Contextual Prompt Learning for Vision-Language Understanding

Recent advances in multimodal learning has resulted in powerful vision-language models, whose representations are generalizable across a variety of downstream tasks. Recently, their generalizability has been further extended by incorporating trainable prompts, borrowed from the natural language processing literature. While such prompt learning techniques have shown impressive results, we identify that these prompts are trained based on global image features which limits itself in two aspects: First, by using global features, these prompts could be focusing less on the discriminative foreground image, resulting in poor generalization to various out-of-distribution test cases. Second, existing work weights all prompts equally whereas our intuition is that these prompts are more specific to the type of the image. We address these issues with as part of our proposed Contextual Prompt Learning (CoPL) framework, capable of aligning the prompts to the localized features of the image. Our key innovations over earlier works include using local image features as part of the prompt learning process, and more crucially, learning to weight these prompts based on local features that are appropriate for the task at hand. This gives us dynamic prompts that are both aligned to local image features as well as aware of local contextual relationships. Our extensive set of experiments on a variety of standard and few-shot datasets show that our method produces substantially improved performance when compared to the current state of the art methods. We also demonstrate both few-shot and out-of-distribution performance to establish the utility of learning dynamic prompts that are aligned to local image features.

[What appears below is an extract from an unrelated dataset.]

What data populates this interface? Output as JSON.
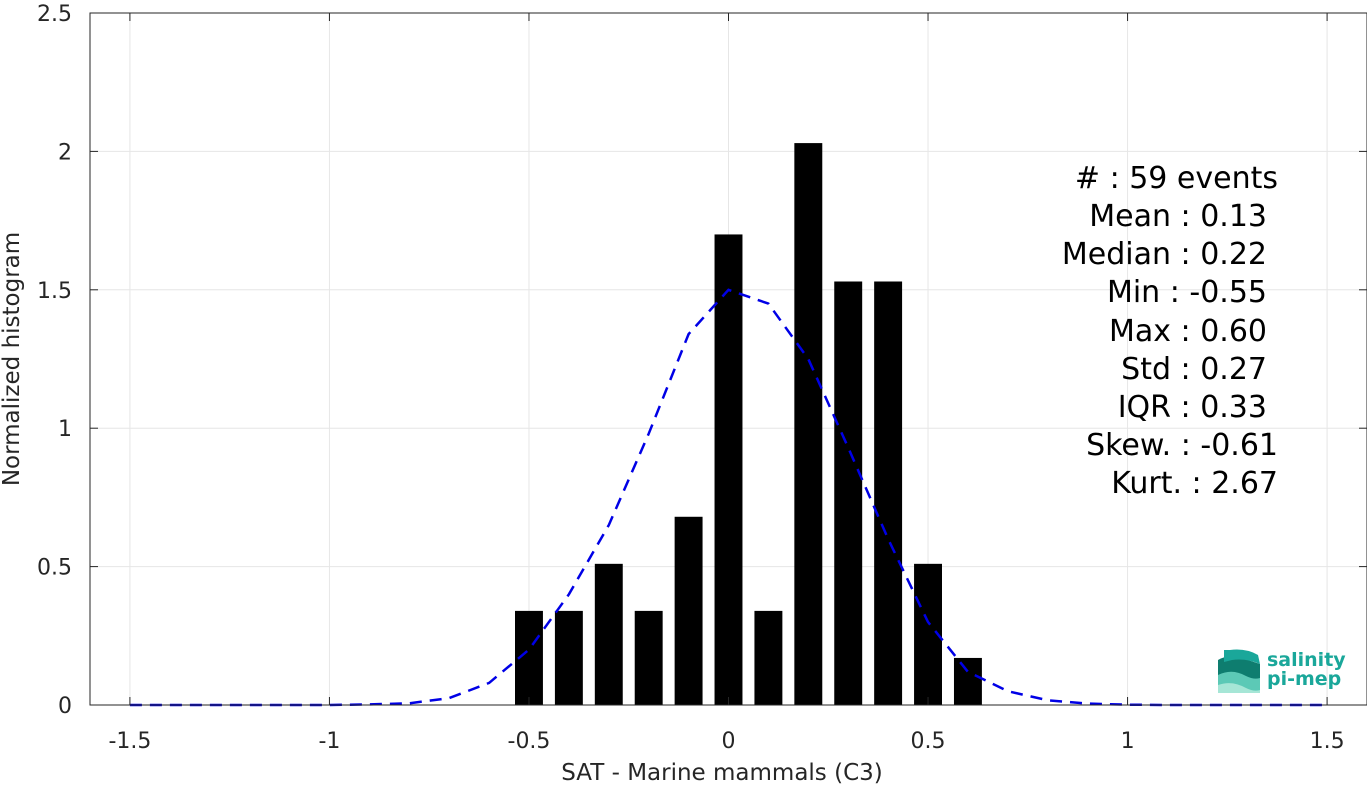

翻译：多模态学习的最新进展催生了强大的视觉-语言模型，其表征能力可泛化至多种下游任务。近年来，通过引入从自然语言处理文献中借鉴的可训练提示（prompts），这类模型的泛化能力得到进一步拓展。尽管此类提示学习技术已展现出显著效果，但我们发现这些提示是基于全局图像特征训练的，这存在两方面局限：首先，使用全局特征可能导致提示对判别性前景图像的关注不足，从而降低在不同分布外测试案例上的泛化能力；其次，现有研究将所有提示赋予相同权重，而我们直觉认为这些提示应更具图像类型特异性。为此，我们提出上下文提示学习（Contextual Prompt Learning, CoPL）框架来解决上述问题，该框架能够将提示与图像的局部特征进行对齐。相较于以往研究，我们的核心创新包括：将局部图像特征纳入提示学习过程，以及更关键地，基于任务适应的局部特征学习提示权重分配。由此产生的动态提示既能与局部图像特征对齐，又能感知局部上下文关系。在多个标准数据集和少样本数据集上的大量实验表明，我们的方法相比当前最先进方法获得了显著性能提升。同时，我们通过少样本和分布外性能测试，验证了学习与局部图像特征对齐的动态提示的有效性。